Automated Proof Generation for Rust Code via Self-Evolution
Tianyu Chen, Shuai Lu, Shan Lu, Yeyun Gong, Chenyuan Yang, Xuheng Li, Md Rakib Hossain Misu, Hao Yu, Nan Duan, Peng Cheng, Fan Yang, Shuvendu K Lahiri, Tao Xie, Lidong Zhou
TL;DR
The paper tackles the problem of automating formal proofs for Rust code in the face of scarce human-proof data. It introduces SAFE, a self-evolving framework that couples data synthesis, model fine-tuning, and a symbolic verifier (Verus) to generate and validate proofs, while repurposing incorrect proofs to train self-debugging. SAFE bootstraps with GPT-4o to translate and generate Verus-compatible code and specifications, then iteratively refines open-source models through two intertwined tasks: specification synthesis and proof synthesis, guided by correctness and completeness metrics. Empirical results on VerusBench and CodeNet-Test show that SAFE significantly outperforms GPT-4o-based baselines, with self-debugging further boosting accuracy to the high-70s/low-80s on VerusBench and approaching 50% on CodeNet-Test, demonstrating the practical potential of automated, data-driven formal verification for Rust. The work highlights the importance of specification quality and demonstrates that a self-evolving data loop can substantially improve open-model capabilities for complex verification tasks.
Abstract
Ensuring correctness is crucial for code generation.
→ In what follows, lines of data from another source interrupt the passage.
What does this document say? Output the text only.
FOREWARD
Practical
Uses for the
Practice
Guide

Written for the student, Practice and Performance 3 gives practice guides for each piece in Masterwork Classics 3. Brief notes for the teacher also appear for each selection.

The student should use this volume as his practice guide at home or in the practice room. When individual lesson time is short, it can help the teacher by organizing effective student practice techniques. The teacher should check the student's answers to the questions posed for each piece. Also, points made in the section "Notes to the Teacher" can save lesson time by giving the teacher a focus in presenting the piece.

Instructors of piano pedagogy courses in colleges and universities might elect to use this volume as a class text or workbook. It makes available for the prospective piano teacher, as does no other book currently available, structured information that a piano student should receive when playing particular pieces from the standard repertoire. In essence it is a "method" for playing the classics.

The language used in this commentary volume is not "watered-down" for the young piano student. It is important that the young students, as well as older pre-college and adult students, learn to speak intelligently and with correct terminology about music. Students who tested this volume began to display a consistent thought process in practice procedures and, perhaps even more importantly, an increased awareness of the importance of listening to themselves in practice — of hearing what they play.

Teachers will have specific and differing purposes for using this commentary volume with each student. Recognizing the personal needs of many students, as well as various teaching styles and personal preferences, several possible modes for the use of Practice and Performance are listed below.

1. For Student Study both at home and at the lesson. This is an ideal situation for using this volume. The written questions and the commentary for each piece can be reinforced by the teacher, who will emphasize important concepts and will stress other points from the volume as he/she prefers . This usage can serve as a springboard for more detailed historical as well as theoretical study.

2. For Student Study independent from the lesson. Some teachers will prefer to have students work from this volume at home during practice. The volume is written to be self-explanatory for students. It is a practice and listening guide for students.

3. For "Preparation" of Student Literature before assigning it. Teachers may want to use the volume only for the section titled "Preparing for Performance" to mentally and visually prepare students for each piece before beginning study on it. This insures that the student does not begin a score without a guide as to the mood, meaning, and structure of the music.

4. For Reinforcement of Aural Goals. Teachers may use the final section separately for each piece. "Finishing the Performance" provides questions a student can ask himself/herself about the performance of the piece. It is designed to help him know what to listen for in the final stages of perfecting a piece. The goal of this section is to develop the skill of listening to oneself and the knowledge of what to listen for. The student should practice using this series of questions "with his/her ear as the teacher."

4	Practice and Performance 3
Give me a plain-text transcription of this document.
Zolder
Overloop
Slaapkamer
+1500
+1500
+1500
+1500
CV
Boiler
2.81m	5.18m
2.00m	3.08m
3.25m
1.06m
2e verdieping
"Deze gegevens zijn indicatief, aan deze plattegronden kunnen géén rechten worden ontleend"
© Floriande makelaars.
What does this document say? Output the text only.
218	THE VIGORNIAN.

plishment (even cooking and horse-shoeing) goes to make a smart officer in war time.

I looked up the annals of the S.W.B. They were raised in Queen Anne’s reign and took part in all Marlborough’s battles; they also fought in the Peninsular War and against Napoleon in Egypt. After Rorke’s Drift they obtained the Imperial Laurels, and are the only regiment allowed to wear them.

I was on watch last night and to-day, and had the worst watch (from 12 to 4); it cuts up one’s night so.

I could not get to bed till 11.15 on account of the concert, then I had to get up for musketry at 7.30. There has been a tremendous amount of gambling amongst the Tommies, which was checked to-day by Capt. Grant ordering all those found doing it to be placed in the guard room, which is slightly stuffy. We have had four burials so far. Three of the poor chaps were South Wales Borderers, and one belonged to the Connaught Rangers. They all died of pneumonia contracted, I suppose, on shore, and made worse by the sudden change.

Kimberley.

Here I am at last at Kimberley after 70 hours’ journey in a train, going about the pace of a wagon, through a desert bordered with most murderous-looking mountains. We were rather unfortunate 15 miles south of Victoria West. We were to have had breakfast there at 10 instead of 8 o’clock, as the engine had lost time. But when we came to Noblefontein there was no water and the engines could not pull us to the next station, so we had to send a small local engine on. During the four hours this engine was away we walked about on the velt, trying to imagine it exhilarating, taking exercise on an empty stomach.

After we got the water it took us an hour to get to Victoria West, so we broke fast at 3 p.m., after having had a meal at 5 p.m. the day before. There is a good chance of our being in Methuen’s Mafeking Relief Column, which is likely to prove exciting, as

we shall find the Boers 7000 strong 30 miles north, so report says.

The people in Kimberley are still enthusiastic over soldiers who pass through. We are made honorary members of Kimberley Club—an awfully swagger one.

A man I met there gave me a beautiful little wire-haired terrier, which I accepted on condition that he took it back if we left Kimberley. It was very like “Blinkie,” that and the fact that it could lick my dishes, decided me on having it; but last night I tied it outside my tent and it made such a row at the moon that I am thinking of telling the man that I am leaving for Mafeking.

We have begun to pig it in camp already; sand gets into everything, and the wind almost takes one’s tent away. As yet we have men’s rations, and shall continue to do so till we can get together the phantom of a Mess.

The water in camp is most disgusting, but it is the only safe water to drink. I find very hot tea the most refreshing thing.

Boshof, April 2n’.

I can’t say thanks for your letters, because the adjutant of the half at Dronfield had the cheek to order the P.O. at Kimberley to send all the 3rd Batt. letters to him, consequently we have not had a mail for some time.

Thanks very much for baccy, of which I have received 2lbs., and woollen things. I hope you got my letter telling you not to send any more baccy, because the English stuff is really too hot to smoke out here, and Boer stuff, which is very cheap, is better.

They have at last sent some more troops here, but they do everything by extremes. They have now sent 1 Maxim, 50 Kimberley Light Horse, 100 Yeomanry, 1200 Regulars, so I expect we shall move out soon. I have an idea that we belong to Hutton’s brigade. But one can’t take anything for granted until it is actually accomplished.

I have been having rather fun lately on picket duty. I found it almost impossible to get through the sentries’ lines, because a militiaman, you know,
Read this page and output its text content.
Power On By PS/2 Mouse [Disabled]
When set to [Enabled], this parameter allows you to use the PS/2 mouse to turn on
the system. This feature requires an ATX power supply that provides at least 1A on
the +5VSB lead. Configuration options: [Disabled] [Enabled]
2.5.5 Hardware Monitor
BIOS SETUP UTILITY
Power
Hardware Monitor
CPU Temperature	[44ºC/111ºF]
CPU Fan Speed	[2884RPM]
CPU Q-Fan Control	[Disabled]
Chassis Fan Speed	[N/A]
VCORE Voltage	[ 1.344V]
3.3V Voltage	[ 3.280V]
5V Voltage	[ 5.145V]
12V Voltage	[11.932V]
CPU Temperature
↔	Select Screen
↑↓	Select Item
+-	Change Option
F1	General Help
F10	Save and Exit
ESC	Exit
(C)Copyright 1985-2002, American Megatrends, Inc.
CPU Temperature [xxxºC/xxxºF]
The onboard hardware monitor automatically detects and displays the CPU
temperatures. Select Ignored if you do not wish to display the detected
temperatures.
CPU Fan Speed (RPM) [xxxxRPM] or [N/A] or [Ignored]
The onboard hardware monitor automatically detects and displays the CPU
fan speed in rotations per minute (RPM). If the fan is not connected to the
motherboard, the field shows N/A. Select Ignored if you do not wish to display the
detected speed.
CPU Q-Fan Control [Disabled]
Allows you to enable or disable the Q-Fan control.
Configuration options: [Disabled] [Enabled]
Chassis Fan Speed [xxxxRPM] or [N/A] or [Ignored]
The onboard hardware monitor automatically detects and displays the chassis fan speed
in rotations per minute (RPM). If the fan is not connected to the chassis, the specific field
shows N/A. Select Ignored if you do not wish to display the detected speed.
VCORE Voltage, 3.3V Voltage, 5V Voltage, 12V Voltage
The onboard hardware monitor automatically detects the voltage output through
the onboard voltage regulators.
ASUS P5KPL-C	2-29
Formal verification offers a definitive assurance of correctness, but demands substantial human effort in proof construction and hence raises a pressing need for automation. The primary obstacle lies in the severe lack of data-there is much fewer proofs than code snippets for Large Language Models (LLMs) to train upon. In this paper, we introduce SAFE, a framework that overcomes the lack of human-written proofs to enable automated proof generation of Rust code. SAFE establishes a self-evolving cycle where data synthesis and fine-tuning collaborate to enhance the model capability, leveraging the definitive power of a symbolic verifier in telling correct proofs from incorrect ones. SAFE also re-purposes the large number of synthesized incorrect proofs to train the self-debugging capability of the fine-tuned models, empowering them to fix incorrect proofs based on the verifier's feedback. SAFE demonstrates superior efficiency and precision compared to GPT-4o. Through tens of thousands of synthesized proofs and the self-debugging mechanism, we improve the capability of open-source models, initially unacquainted with formal verification, to automatically write proofs for Rust code. This advancement leads to a significant improvement in performance, achieving a 52.52% accuracy rate in a benchmark crafted by human experts, a significant leap over GPT-4o's performance of 14.39%.